Tras estos meses de encierro obligado y contenido pavor,
al fin parece que recuperamos eso que llamamos normalidad, y que no es más que
el conjunto de nuestras costumbres. Lo normal se define únicamente por oposición
a lo excepcional, y es en la excepción donde cobramos una cierta conciencia de
su contenido.
Las excepciones nos gustan porque traen una ráfaga de aire fresco
a la rutina, y nos espabilan de nuestro aturdimiento. Pero, como los niños,
preferimos no alejarnos mucho de la seguridad de los sagrados hábitos.

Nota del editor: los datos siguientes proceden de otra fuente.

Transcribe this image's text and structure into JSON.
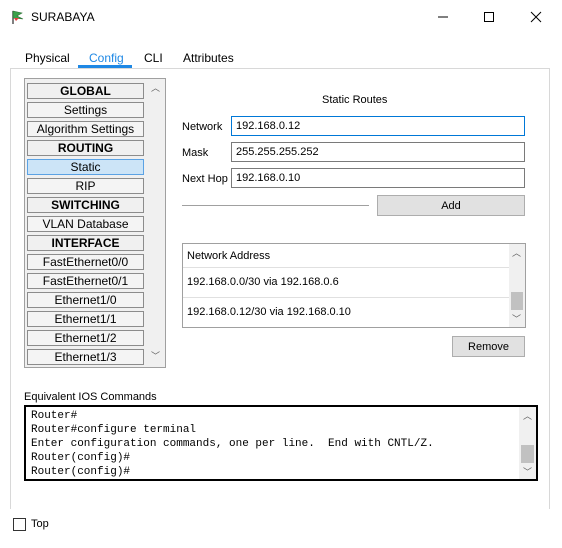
{
  "window": {
    "title": "SURABAYA",
    "minimize": "—",
    "maximize": "☐",
    "close": "✕"
  },
  "tabs": [
    {
      "label": "Physical"
    },
    {
      "label": "Config"
    },
    {
      "label": "CLI"
    },
    {
      "label": "Attributes"
    }
  ],
  "sidebar": {
    "items": [
      {
        "label": "GLOBAL"
      },
      {
        "label": "Settings"
      },
      {
        "label": "Algorithm Settings"
      },
      {
        "label": "ROUTING"
      },
      {
        "label": "Static"
      },
      {
        "label": "RIP"
      },
      {
        "label": "SWITCHING"
      },
      {
        "label": "VLAN Database"
      },
      {
        "label": "INTERFACE"
      },
      {
        "label": "FastEthernet0/0"
      },
      {
        "label": "FastEthernet0/1"
      },
      {
        "label": "Ethernet1/0"
      },
      {
        "label": "Ethernet1/1"
      },
      {
        "label": "Ethernet1/2"
      },
      {
        "label": "Ethernet1/3"
      }
    ]
  },
  "static_routes": {
    "title": "Static Routes",
    "network_label": "Network",
    "network_value": "192.168.0.12",
    "mask_label": "Mask",
    "mask_value": "255.255.255.252",
    "next_hop_label": "Next Hop",
    "next_hop_value": "192.168.0.10",
    "add_label": "Add",
    "table_header": "Network Address",
    "rows": [
      {
        "text": "192.168.0.0/30 via 192.168.0.6"
      },
      {
        "text": "192.168.0.12/30 via 192.168.0.10"
      }
    ],
    "remove_label": "Remove"
  },
  "ios": {
    "label": "Equivalent IOS Commands",
    "lines": [
      {
        "text": "Router#"
      },
      {
        "text": "Router#configure terminal"
      },
      {
        "text": "Enter configuration commands, one per line.  End with CNTL/Z."
      },
      {
        "text": "Router(config)#"
      },
      {
        "text": "Router(config)#"
      }
    ]
  },
  "footer": {
    "top_label": "Top",
    "top_checked": false
  },
  "colors": {
    "accent": "#1e88e5",
    "selected": "#cce4f7"
  }
}
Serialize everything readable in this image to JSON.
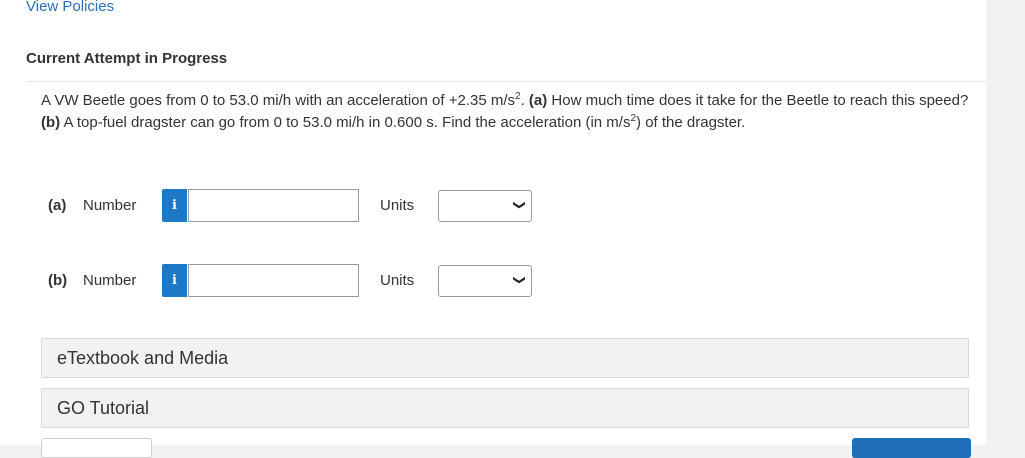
{
  "links": {
    "view_policies": "View Policies"
  },
  "attempt": {
    "heading": "Current Attempt in Progress"
  },
  "question": {
    "text_1": "A VW Beetle goes from 0 to 53.0 mi/h with an acceleration of +2.35 m/s",
    "sup_1": "2",
    "text_2": ". ",
    "part_a_marker": "(a)",
    "text_3": " How much time does it take for the Beetle to reach this speed? ",
    "part_b_marker": "(b)",
    "text_4": " A top-fuel dragster can go from 0 to 53.0 mi/h in 0.600 s. Find the acceleration (in m/s",
    "sup_2": "2",
    "text_5": ") of the dragster."
  },
  "answers": [
    {
      "part_label": "(a)",
      "number_label": "Number",
      "info_icon": "info-icon",
      "info_glyph": "i",
      "number_value": "",
      "units_label": "Units",
      "units_selected": ""
    },
    {
      "part_label": "(b)",
      "number_label": "Number",
      "info_icon": "info-icon",
      "info_glyph": "i",
      "number_value": "",
      "units_label": "Units",
      "units_selected": ""
    }
  ],
  "panels": {
    "etextbook": "eTextbook and Media",
    "go_tutorial": "GO Tutorial"
  },
  "colors": {
    "link": "#2a6ebb",
    "info_button": "#1e78c8",
    "primary_button": "#1e6fb8",
    "panel_bg": "#f2f2f2"
  }
}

Poco a poco nos van dando cancha para aliviar
el confinamiento. Fase uno, fase dos…, como en una operación militar o en una
restauración. Algo de ambas cosas tiene esa desescalada, pues el enemigo
permanece agazapado, y a su paso ha dejado una estela de ruinas que costará
limpiar y recomponer. Pero para la mayoría ha significado mucho poder recuperar
los paseos, aunque sean con mascarilla, y los encuentros, aunque sean sin abrazos
y sin besos.
Lo llaman «nueva normalidad»,
y el término suena un poco sobrecogedor. Viene a avisarnos de que, por mucho
que lo parezca, la normalidad ya no será lo mismo. La cadena de las fases, por
mucho que avance, nunca concluirá. Qué le vamos a hacer, siempre fue así: la
vida es cambio, la normalidad nunca fue normal.